Scripting in D&D can be summarized as the creation of text used to set the scene and action for a group of players, or to progress or discover additional plot data.  You can use script blocks when describing the beginning of a battle or an area that the players have just entered into, this is commonly refereed to as ‘Flavor Text’.  Scripting is also very often used when developing a plot line, such as:

The burning village glowed a hellish red against the stormy night sky, plumes of grey smoke adding to the already turbulent sky.  A crash of thunder crackled through the night and a flash of lightning illuminated a solitary figure standing in the road.  With a groan the figure falls to the ground near your feet, their clothes still smoking from the inferno.  In a whistle of breath from burned, cracked lips they gasp out “O-orcs…” and extends a trembling hand clutching a scrap of bright blue cloth.

So, now we know that the village was burned by orcs who wore a blue uniform, and it’s up to the party to hunt them down.  Now, again, that is just one example of scripting and in this instance it is used properly.  Now and improper use of scripting would be using your DM storyteller powers for evil, such as those fantastic moments in action and sci-fi moves where the villain is engrossed in their monologue and the protagonist just stands there and listens.  That is improper scripting.  Unless your players are actually powerless, never make it seem like they cannot interact with a scene.  If you get stopped in the middle of your Emmy-worthy diatribe about how evil this awful person is because your wizard throws a fireball at their head, well that’s what happens.  Roll initiative.

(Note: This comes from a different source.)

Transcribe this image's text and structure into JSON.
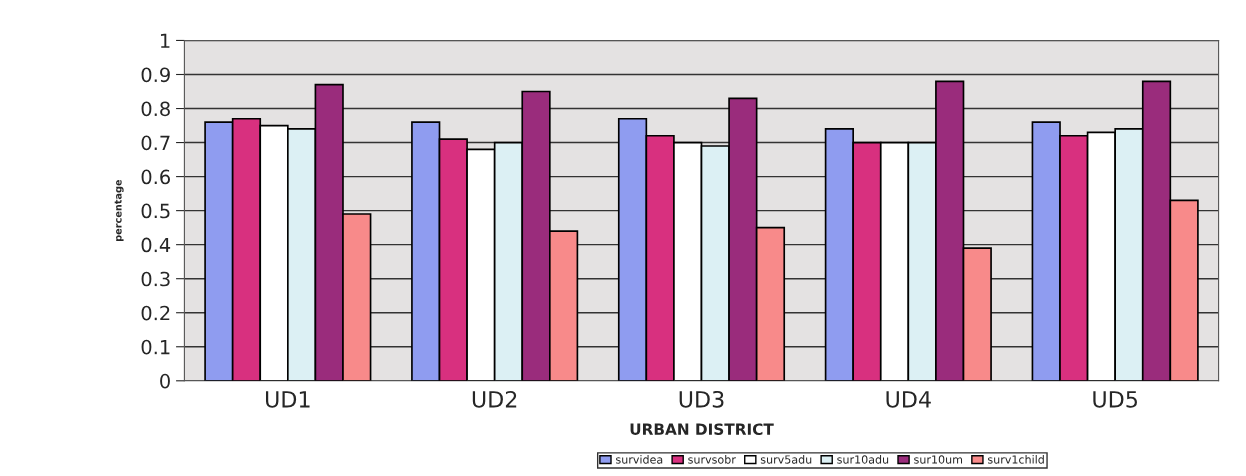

Now there are also times when you want to make something cinematic and only flavor text will let you do it.  That’s fine too, just be careful not to deus ex the game by forcing your players to sit through something like a main NPC being killed or a ritual coming to fruition.  Once you’re in the game, it no longer is just a bunch of words, but a living, changing story.  Save your scripting for narratives and landscapes, not boss fights.


~ by darkpatu on September 20, 2011.

3 Responses to “When should you script a scene? #dnd”

  1. great blog! thanks for the follow. pipes, scotch and DMing are my 3 favorite things ever. good job.

  2. My very first 3.5 game was ran by a DM, who I felt had nothing but scripted events and the non interacting kind either. It only added to the feeliing that my character was more of a npc than a main character in a story. I have come a few people who are very similar styles. They wonder why people don’t stay long in the campaign…

    • Those kinds of DMs are the worst. you enter the room and see the villain with his sacrifice tied to a table. “You’re too late!” He cries, holding his dagger high. “The stars are aligned and my power shall soon be complete!” He strikes with the dagger and yadda yadda you lose the adventure You could have killed him five times before he did shit the way he was talking. Regrettably some people think this makes the game more ‘dramatic’. In other words ‘the-way-they-want-it-to-go’.